The Fix That Works: Build a single-page traceability matrix that maps each of the seven Annex III elements to the specific MAPP paragraph, the underlying SMS procedure number, and the last review date. If any cell is blank, you have found your gap before the inspector does.

Frequently Asked Questions
Conclusion
A compliant Major Accident Prevention Policy comes down to four operational decisions that every drafter has to get right. Write the document against your own site — the scenarios, the substances, the scale of your organisation — not against a corporate template. Name senior accountability in terms an inspector can check without opening a second document. Link every one of the seven Annex III elements to an SMS procedure that actually exists and is current. Keep the revision history alive, with scheduled five-year reviews and documented ad-hoc reviews triggered by modifications, organisational change, and lessons learned.

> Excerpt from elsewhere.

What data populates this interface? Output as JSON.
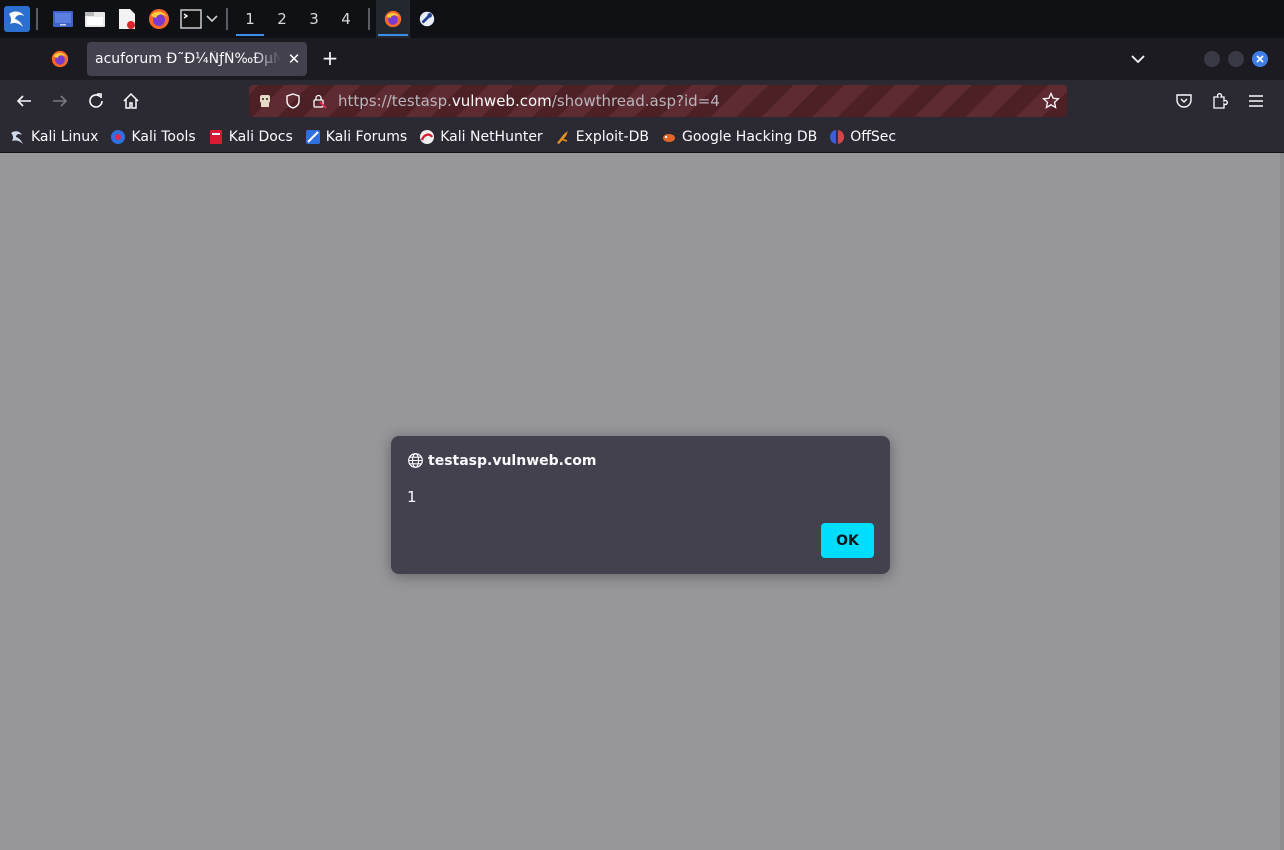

Those four decisions, taken together, determine whether the MAPP holds up when the Competent Authority inspector sits down with it. Everything else — format, section headings, length, layout — is secondary. The Regulation 7 duty is about substance, not presentation, and the Enforcement Management Model responds to substance.
The one action I would take away from this guide, if I had inherited a MAPP review on site today, is to build the traceability matrix first and write the document second. A single sheet mapping each Annex III element to a MAPP paragraph, an SMS procedure number, and a last-review date will expose every gap before the inspector does. That matrix is also the quickest way to turn a compliance burden into a live management tool, which is how a Major Accident Prevention Policy is supposed to operate in the first place.